Readtimes.id– Menulis bagi seorang perempuan nyatanya tidak sekadar aktivitas menuangkan pemikiran saja, melainkan juga menyelamatkan diri.
Hal tersebut diakui oleh tiga penulis yang menjadi narasumber dalam festival literasi terbesar di Indonesia Timur, Makassar International Writers Festival (MIWF) 2022 dalam sebuah sesi diskusi menyoal obsesi dan aspirasi penulis perempuan pada Kamis, 23/6.
Acara yang berlangsung di pusat kesenian Makassar ini menghadirkan Kalis Mardiasih, Ramadya Akmal dan Dian Purnomo.
Kalis Mardiasih sebagai penulis yang dikenal berfokus pada isu feminisme dan Islam mengaku bahwa dirinya memberanikan diri menulis terkait perempuan dan Islam karena dirinya merasa prihatin dengan judul buku-buku yang mendiskreditkan posisi perempuan di masyarakat, terutama jika itu dibenturkan dengan agama.
“Awalnya karena saya merasa risih ketika melihat rak-rak toko buku yang diisi dengan buku yang judulnya seolah-olah perempuan itu menjadi sumber dosa, seperti 7 dosa perempuan ketika di luar rumah,” ujarnya.

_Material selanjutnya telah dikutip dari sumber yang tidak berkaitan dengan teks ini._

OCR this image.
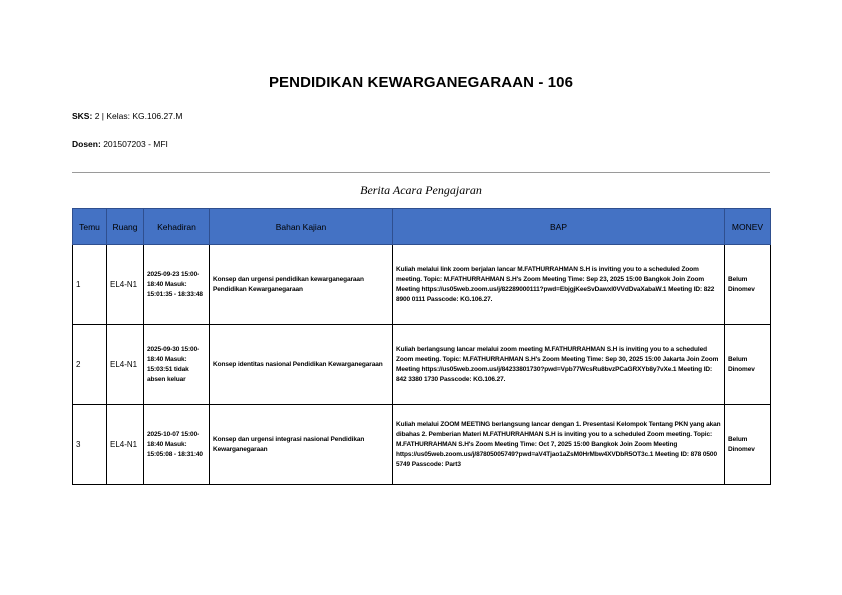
PENDIDIKAN KEWARGANEGARAAN - 106
SKS: 2 | Kelas: KG.106.27.M
Dosen: 201507203 - MFI
Berita Acara Pengajaran
Temu	Ruang	Kehadiran	Bahan Kajian	BAP	MONEV
1	EL4-N1	2025-09-23 15:00-18:40 Masuk: 15:01:35 - 18:33:48	Konsep dan urgensi pendidikan kewarganegaraan Pendidikan Kewarganegaraan	Kuliah melalui link zoom berjalan lancar M.FATHURRAHMAN S.H is inviting you to a scheduled Zoom meeting. Topic: M.FATHURRAHMAN S.H's Zoom Meeting Time: Sep 23, 2025 15:00 Bangkok Join Zoom Meeting https://us05web.zoom.us/j/82289000111?pwd=EbjgjKeeSvDawxl0VVdDvaXabaW.1 Meeting ID: 822 8900 0111 Passcode: KG.106.27.	Belum Dinomev
2	EL4-N1	2025-09-30 15:00-18:40 Masuk: 15:03:51 tidak absen keluar	Konsep identitas nasional Pendidikan Kewarganegaraan	Kuliah berlangsung lancar melalui zoom meeting M.FATHURRAHMAN S.H is inviting you to a scheduled Zoom meeting. Topic: M.FATHURRAHMAN S.H's Zoom Meeting Time: Sep 30, 2025 15:00 Jakarta Join Zoom Meeting https://us05web.zoom.us/j/84233801730?pwd=Vpb77WcsRu8bvzPCaGRXYb8y7vXe.1 Meeting ID: 842 3380 1730 Passcode: KG.106.27.	Belum Dinomev
3	EL4-N1	2025-10-07 15:00-18:40 Masuk: 15:05:08 - 18:31:40	Konsep dan urgensi integrasi nasional Pendidikan Kewarganegaraan	Kuliah melalui ZOOM MEETING berlangsung lancar dengan 1. Presentasi Kelompok Tentang PKN yang akan dibahas 2. Pemberian Materi M.FATHURRAHMAN S.H is inviting you to a scheduled Zoom meeting. Topic: M.FATHURRAHMAN S.H's Zoom Meeting Time: Oct 7, 2025 15:00 Bangkok Join Zoom Meeting https://us05web.zoom.us/j/87805005749?pwd=aV4Tjao1aZsM0HrMbw4XVDbR5OT3c.1 Meeting ID: 878 0500 5749 Passcode: Part3	Belum Dinomev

Menurutnya judul- judul yang demikian ini mengungkung kebebasan perempuan, juga semakin menguatkan budaya patriarki di masyarakat. Oleh karenanya keputusannya untuk menulis dan berfokus pada isu perempuan dan agama untuk mengimbangi wacana tersebut. Menurutnya masyarakat penting mengetahui yang sebenarnya dan bersumber langsung dari diri perempuan.
Selanjutnya ada Ramadya Akmal yang berfokus pada sastra perjalanan mengaku bahwa alasannya menulis adalah untuk lari dari rumah, menyelamatkan diri dari perspektif dan budaya- budaya yang mengungkung dirinya sebagai perempuan.
Melalui genre tulisan yang difokusinya, ia mengaku bahwa penulis perempuan selalu memiliki sudut pandang yang berbeda ketika menuliskan terkait perjalanan.
“Dengan menulis perempuan bisa membangun wajah lain atau bahkan yang sebenarnya, tidak seperti yang ditempelkan oleh budaya-budaya patriarki, ” ucapnya pada Maria Panratia yang saat itu memandu acara.
Tidak jauh berbeda dengan Kalis dan Ramadya, Dian Purnomo sosok yang berfokus pada isu-isu sosial juga mengaku bahwa selain menyelamatkan diri sendiri, tak lain adalah menyadarkan para perempuan yang ditemuinya tentang hak- hak yang dimiliki sebagai perempuan juga warga negara.
Menurutnya banyak perempuan yang bungkam hari ini karena mereka buta tentang hukum yang sejatinya menjadi instrumen pelindung bagi mereka untuk mendapatkan akses yang sama dengan kaum laki-laki.
Namun meski telah berhasil menuliskan pandangan -pandangan mereka tentang perempuan, ketiga penulis perempuan ini tidak menampik bahwa masih menjumpai pandangan- pandangan yang mendiskreditkan mereka sebagai penulis perempuan. Sesederhana saat mereka menentukan isu yang mereka bawa yang tidak jarang bertentangan dengan budaya yang telah diyakini masyarakat sejak lama hingga pengakuan atas sebuah karya.
Sebagai penulis perempuan tidak jarang mereka masih mendapatkan perlakukan istimewa hanya karena jenis kelamin mereka perempuan dan bukan karena substansi dari karya-karya yang mereka hasilkan.